Add chapter on multiple imputation. by abner-hb · Pull Request #935 · stan-dev/docs

abner-hb · 2026-03-12T14:58:43Z

Submission Checklist

Builds locally YES
New functions marked with <<{ since VERSION }>> YES (no new functions)
Declare copyright holder and open-source license: see below

Summary

Add a chapter on multiple imputation to the Stan User's Guide.

Copyright and Licensing

Please list the copyright holder for the work you are submitting (this will be you or your assignee, such as a university or company): Abner Heredia Bustos

By submitting this pull request, the copyright holder is agreeing to license the submitted work under the following licenses:

Code: BSD 3-clause (https://opensource.org/licenses/BSD-3-Clause)
Documentation: CC BY-ND 4.0 (https://creativecommons.org/licenses/by-nd/4.0/)
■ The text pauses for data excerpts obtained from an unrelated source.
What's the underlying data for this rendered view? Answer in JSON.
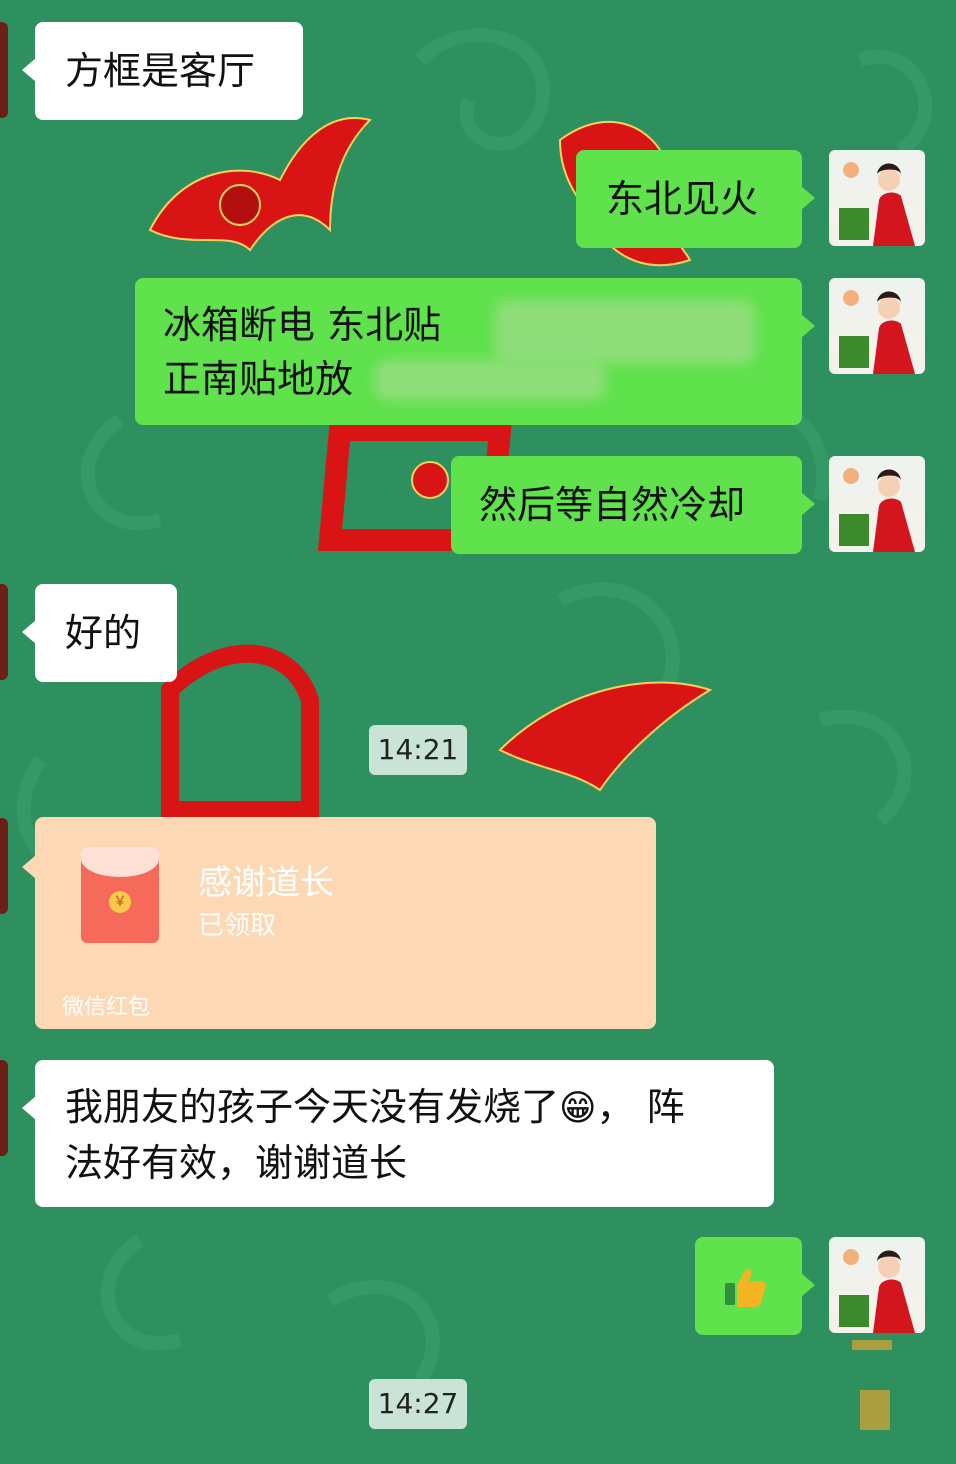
{
  "chat": {
    "messages": [
      {
        "side": "left",
        "text": "方框是客厅"
      },
      {
        "side": "right",
        "text": "东北见火"
      },
      {
        "side": "right",
        "line1": "冰箱断电  东北贴",
        "line2": "正南贴地放"
      },
      {
        "side": "right",
        "text": "然后等自然冷却"
      },
      {
        "side": "left",
        "text": "好的"
      },
      {
        "side": "left",
        "text1": "我朋友的孩子今天没有发烧了",
        "emoji": "😁",
        "text2": "，  阵",
        "line2": "法好有效，谢谢道长"
      },
      {
        "side": "right",
        "emoji": "👍"
      }
    ],
    "timestamps": [
      "14:21",
      "14:27"
    ],
    "red_packet": {
      "title": "感谢道长",
      "status": "已领取",
      "footer": "微信红包",
      "coin": "￥"
    }
  },
  "colors": {
    "background": "#2e8f5f",
    "bubble_right": "#5fe24c",
    "bubble_left": "#ffffff",
    "red_packet": "#fcd8b5"
  },
  "icons": [
    "avatar-icon",
    "red-packet-icon",
    "thumbs-up-icon",
    "grin-emoji-icon"
  ]
}
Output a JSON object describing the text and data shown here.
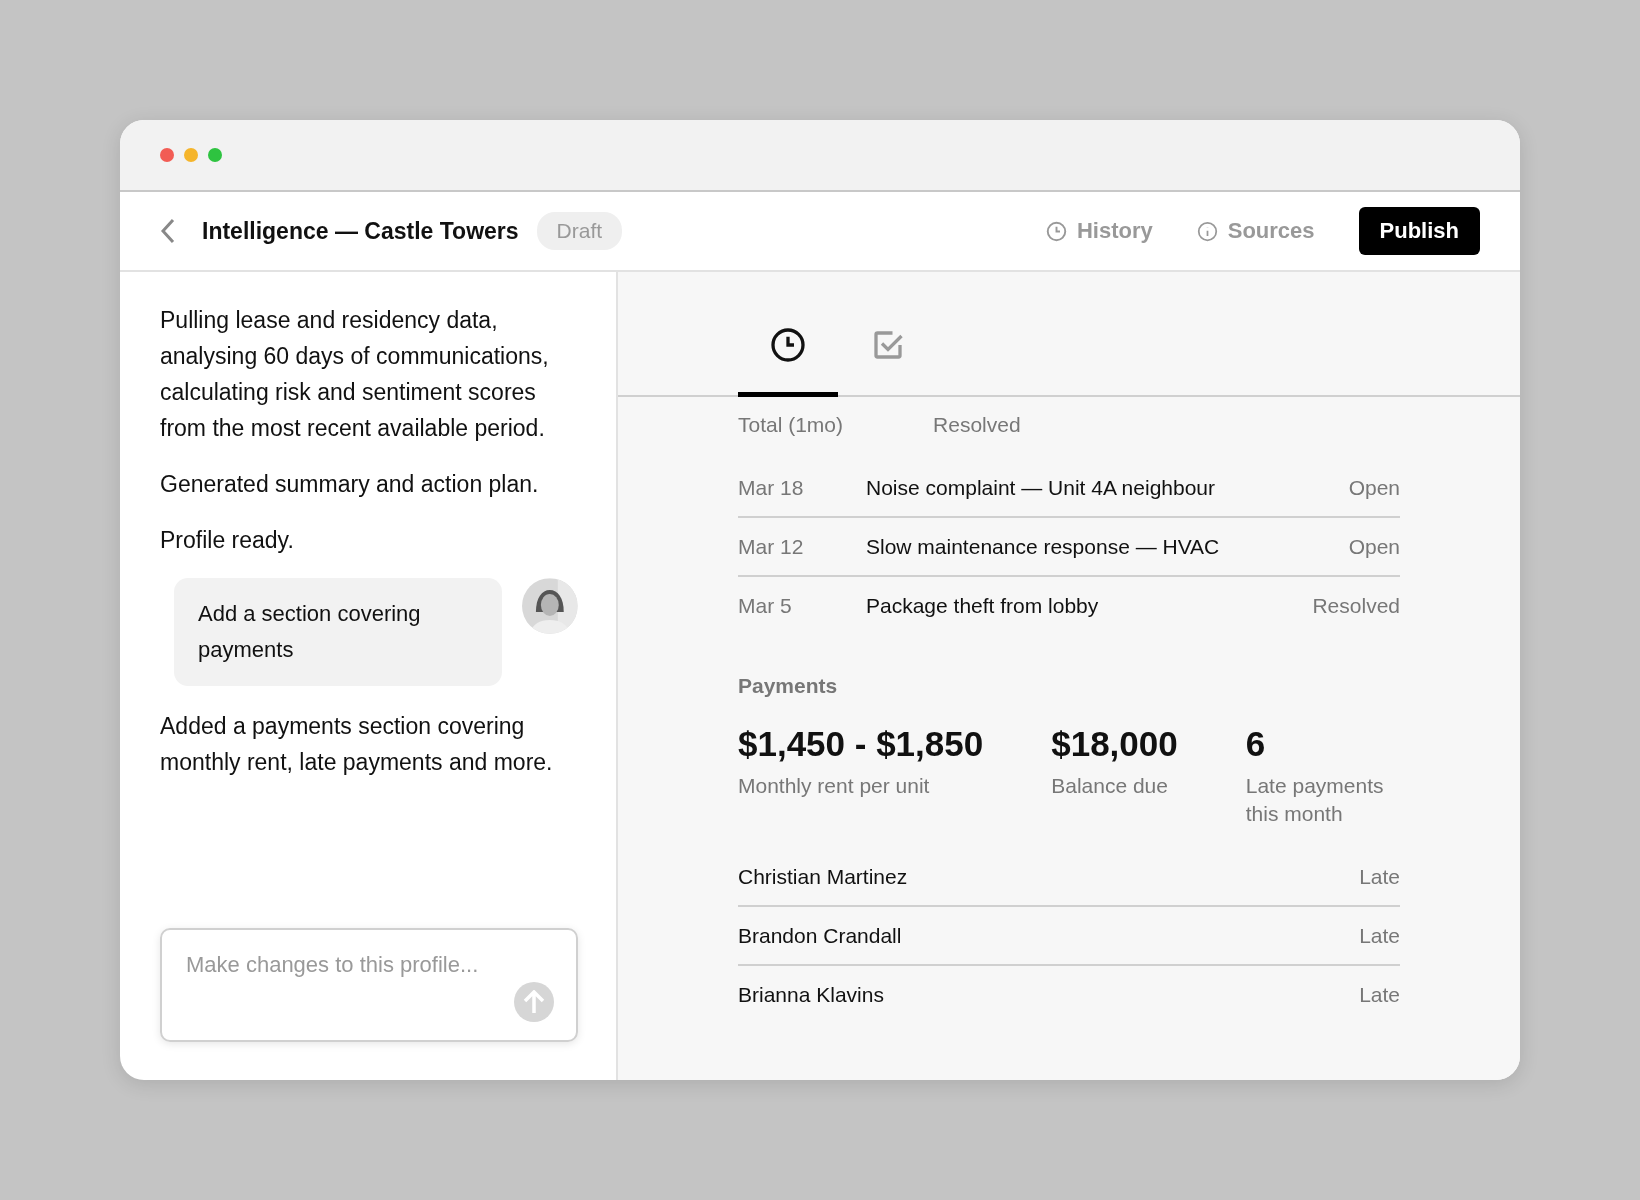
{
  "window": {
    "title": "Intelligence — Castle Towers",
    "badge": "Draft"
  },
  "header_actions": [
    {
      "kind": "history",
      "label": "History"
    },
    {
      "kind": "sources",
      "label": "Sources"
    }
  ],
  "publish": "Publish",
  "chat": {
    "messages": [
      {
        "kind": "assistant",
        "text": "Pulling lease and residency data, analysing 60 days of communications, calculating risk and sentiment scores from the most recent available period."
      },
      {
        "kind": "assistant",
        "text": "Generated summary and action plan."
      },
      {
        "kind": "assistant",
        "text": "Profile ready."
      },
      {
        "kind": "user",
        "text": "Add a section covering payments"
      },
      {
        "kind": "assistant",
        "text": "Added a payments section covering monthly rent, late payments and more."
      }
    ],
    "input": {
      "placeholder": "Make changes to this profile..."
    }
  },
  "tabs": [
    {
      "kind": "history",
      "selected": true
    },
    {
      "kind": "tasks",
      "selected": false
    }
  ],
  "summary_labels": [
    "Total (1mo)",
    "Resolved"
  ],
  "issues": [
    {
      "date": "Mar 18",
      "title": "Noise complaint — Unit 4A neighbour",
      "status": "Open"
    },
    {
      "date": "Mar 12",
      "title": "Slow maintenance response — HVAC",
      "status": "Open"
    },
    {
      "date": "Mar 5",
      "title": "Package theft from lobby",
      "status": "Resolved"
    }
  ],
  "payments": {
    "title": "Payments",
    "stats": [
      {
        "value": "$1,450 - $1,850",
        "label": "Monthly rent per unit"
      },
      {
        "value": "$18,000",
        "label": "Balance due"
      },
      {
        "value": "6",
        "label": "Late payments this month"
      }
    ],
    "tenants": [
      {
        "name": "Christian Martinez",
        "status": "Late"
      },
      {
        "name": "Brandon Crandall",
        "status": "Late"
      },
      {
        "name": "Brianna Klavins",
        "status": "Late"
      }
    ]
  }
}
WardBrian · 2026-03-12T15:35:05Z

Hi @abner-hb, thanks for this! I just made a couple commits to remove the changes to the built docs -- we let our Jenkins jobs build those for us during releases.

I'll ask @bob-carpenter to take a look at the contents when he gets a chance

bob-carpenter · 2026-03-12T17:14:27Z

I can review this.

bob-carpenter

Thanks so much for contributing this.

I am really sorry that I left 73 comments on such a short chapter. It was meant pedagogically and I hope it helps other things you write. It took a couple years of this kind of back-and-forth with Gelman and Vehtari and Goodrich before they stopped marking up everything I wrote this way. Gelman and Vehtari are excellent role models for writing clarity.

If you'd rather not do this, I'm happy to make all the changes I suggested myself.

src/stan-users-guide/multiple-imputation.qmd

bob-carpenter · 2026-03-12T18:12:48Z

src/stan-users-guide/multiple-imputation.qmd

+their precision. So, it is often necessary to account explicitly for
+the missing data when fitting a model of interest[^bda].
+
+[^bda]: Chapter 18 in @GelmanEtAl:2013 offers a Bayesian perspective 


I just skimmed Chapter 18. Gelman et al. do not provide a fully Bayesian perspective, he instead uses multiple imputation. The fully Bayesian perspective is given in the User's Guide chapter on missing data.

I would also put this into the main text. Only use footnotes in doc as a last resort.

It's not fully Bayesian but isn't it partially Bayesian?

I think it's fair call it "approximately Bayesian," as that's how Gelman talks about anything from maximum likelihood point estimates to VI.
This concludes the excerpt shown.